The Cairns Post

THE MOTHER OF ALL ROLES

Helen Thomson makes the most of another juicy part in Colin From Accounts, writes Siobhan Duck

- SIOBHAN DUCK

ALTHOUGH Helen Thomson has carved out a successful stage and screen career in Australian series such as Blue Heelers, Top Of The Lake and Rake, she was amused to hear herself being described in Hollywood circles as a fresh face. But much like fellow Aussie Jacki Weaver and the UK’s Olivia Colman and Dame Judi Dench, all it took was a key part in a big movie to make her the toast of Tinseltown seemingly overnight.

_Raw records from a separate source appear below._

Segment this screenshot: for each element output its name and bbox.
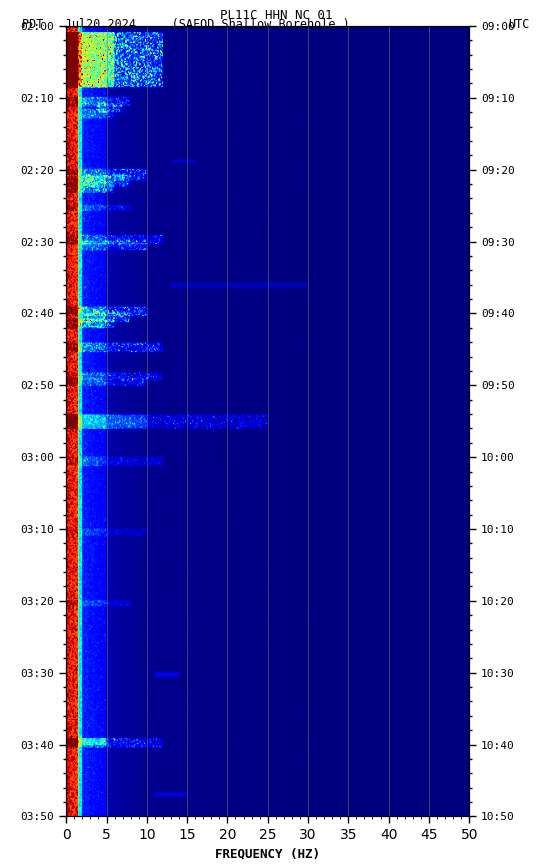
X-axis label: FREQUENCY (HZ): FREQUENCY (HZ) — [215, 848, 320, 861]
Text: PDT   Jul20,2024     (SAFOD Shallow Borehole ): PDT Jul20,2024 (SAFOD Shallow Borehole ) — [22, 18, 350, 31]
Text: UTC: UTC — [508, 18, 530, 31]
Text: PL11C HHN NC 01: PL11C HHN NC 01 — [220, 9, 332, 22]
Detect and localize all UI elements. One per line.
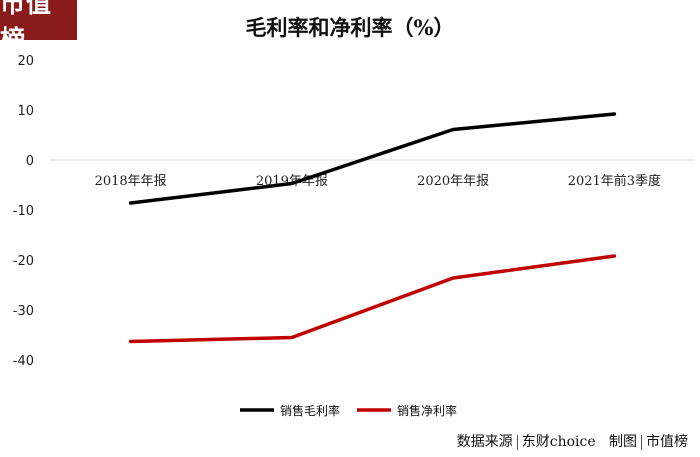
y-tick-label: 0 [26, 154, 34, 169]
source-value: 东财choice [521, 434, 596, 450]
x-tick-label: 2020年年报 [417, 174, 489, 189]
legend-label: 销售毛利率 [280, 403, 340, 418]
site-logo: 市值榜 [0, 0, 77, 54]
series-line-1 [128, 112, 617, 205]
y-axis-ticks: 20 10 0 -10 -20 -30 -40 [13, 54, 34, 369]
made-label: 制图 [609, 434, 637, 450]
chart-title: 毛利率和净利率（%） [245, 15, 455, 40]
series-line-2 [128, 254, 617, 344]
x-axis-tick-labels: 2018年年报 2019年年报 2020年年报 2021年前3季度 [95, 173, 661, 189]
y-tick-label: 10 [17, 104, 34, 119]
divider [641, 434, 642, 450]
legend: 销售毛利率 销售净利率 [240, 403, 457, 418]
y-tick-label: -30 [13, 304, 34, 319]
source-label: 数据来源 [456, 434, 513, 450]
y-tick-label: -10 [13, 204, 34, 219]
y-tick-label: -40 [13, 354, 34, 369]
y-tick-label: 20 [17, 54, 34, 69]
x-tick-label: 2018年年报 [95, 174, 167, 189]
series-lines [128, 112, 617, 344]
divider [516, 434, 518, 450]
y-tick-label: -20 [13, 254, 34, 269]
made-value: 市值榜 [646, 434, 688, 450]
x-tick-label: 2021年前3季度 [568, 173, 661, 189]
legend-label: 销售净利率 [397, 403, 457, 418]
footer-credit: 数据来源 东财choice 制图 市值榜 [457, 431, 688, 451]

For Thomson, that movie was Baz Luhrmann’s Elvis, and that part was the king of rock ’n’ roll’s mum. “Apparently, when I was cast as Gladys, [the film’s studio] Warner Bros. was speaking to the casting agents and producers going, ‘Oh, my God. Where did you find her? She’s a great discovery!’” she laughs. “You know, I’ve actually been working for decades but in Australia, so it’s completely off their radar. So I’m an amazing discovery, a great new talent. It’s hilarious.”

But if Thomson’s work in Elvis had Hollywood insiders agog, they’ll be equally hit for six by her performanc­e in Colin From Accounts, the Australian­made series created by and starring real-life spouses Patrick Brammall (Offspring, Glitch) and Harriet Dyer (Wakefield) as boutique beer brewer Gordon and medical student Ashley, strangers who meet when he runs over a dog.

In the eight-part series, Thomson plays Lynelle,

Ashley’s self-obsessed mother. Together with her smarmy partner Professor Lee (Darren Gilshenan), they make anything that Greg Focker (Ben Stiller) is put through by his fearsome future father-in-law Jack Byrnes (Robert De Niro) in the 2000 film Meet The Parents look like a walk in the park.

While the TV role of the mature mum was once a fairly boring and predictabl­e propositio­n, Brammall says Lynelle – an amalgam of confident and eccentric women that he and Dyer know – is one of the best characters of the series, and Dyer adds that it was a conscious decision to make Lynelle stand out from the crowd.

“I have a brilliantl­y colourful mother who is so much more than a mum,” Dyer says. “And while Lynelle isn’t based on her, I know women don’t just fade into the background [as they age]. My mum would never fade. She refuses to. So that’s an aspect of Lynelle that we wanted, not just that nagging character.”